Panel: Despite health industry advances, education remains in 'Dark Ages'

Healthcare education is still "back in the Dark Ages," and as new advances in information and technology change the industry, the way the workforce learns and is educated also needs a reboot, according to panelists attending STEMHealth's forum "Moving at the Speed of Healthcare."

While IT in the healthcare space has migrated in a very short time from being located next to the hospital's laundry room to being part of its C-suite, workforce development in the industry has not caught up, Patricia Dombrowski, director of the Bellevue College Life Science Informatics Center, said Thursday afternoon at the National Press Club in the District of Columbia.

Cheryl Feldman, executive director of District 1199C Training & Upgrading Fund, added that part of the problem is that everything in the industry is very siloed. She said the Philadelphia-based labor-management educational trust fund is trying to work with employers to find the intangible skill sets that go with having to work every day in a healthcare system.

"How do you keep up with a whole performance improvement culture that connects to education? These are intangibles that we really haven't wrapped our arms around," she said. "I think it's time to blow [education] up and try to figure out a new way to do this work."

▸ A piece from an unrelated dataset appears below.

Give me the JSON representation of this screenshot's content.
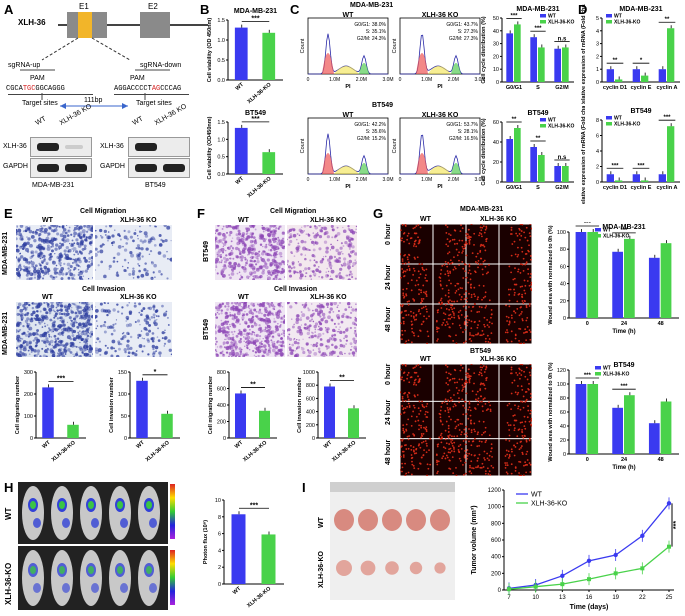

Jim Warner, chief learning officer for the Veterans Health Administration, disagreed that the industry has to blow up its current education model, but said higher ups in the industry "need to design the learning, education, training and knowledge management systems so that we don't inflict that rate of change and complexity on the individual employee."

As for capitalizing on the skill sets of employees, David Gill, director of talent management at North Shore-LIJ Health System, said the provider is working on using them in unexpected places.

For example, he said, they took an individual who worked in environmental services and had them go into one of North Shore's hospitals to clean the curtains every day. That employee, to cut back on the time it would take to clean the entire curtain, put a vinyl edge on the side of the curtain that doctors and nurses touch and only had to wipe that section down.

"This is an individual who may not be a nurse, PA or physician, but came up with an idea that helped the hospital," he said. "It's the idea of harnessing skill sets many employees have to help them fall into a situation where they can come up with a solution."

At the VHA, simulation training is one educational area that is a very big deal, Warner said.

He created a website for his community practice for simulation trainers. On the site, trainers can conduct a Google search for a training session, download the instructions and receive details on what they need to do at the training session. The site also has forums that allow trainers to send in ideas for sessions, he added.

"You can use Google, social media, all these tools to connect professionals," Warner said.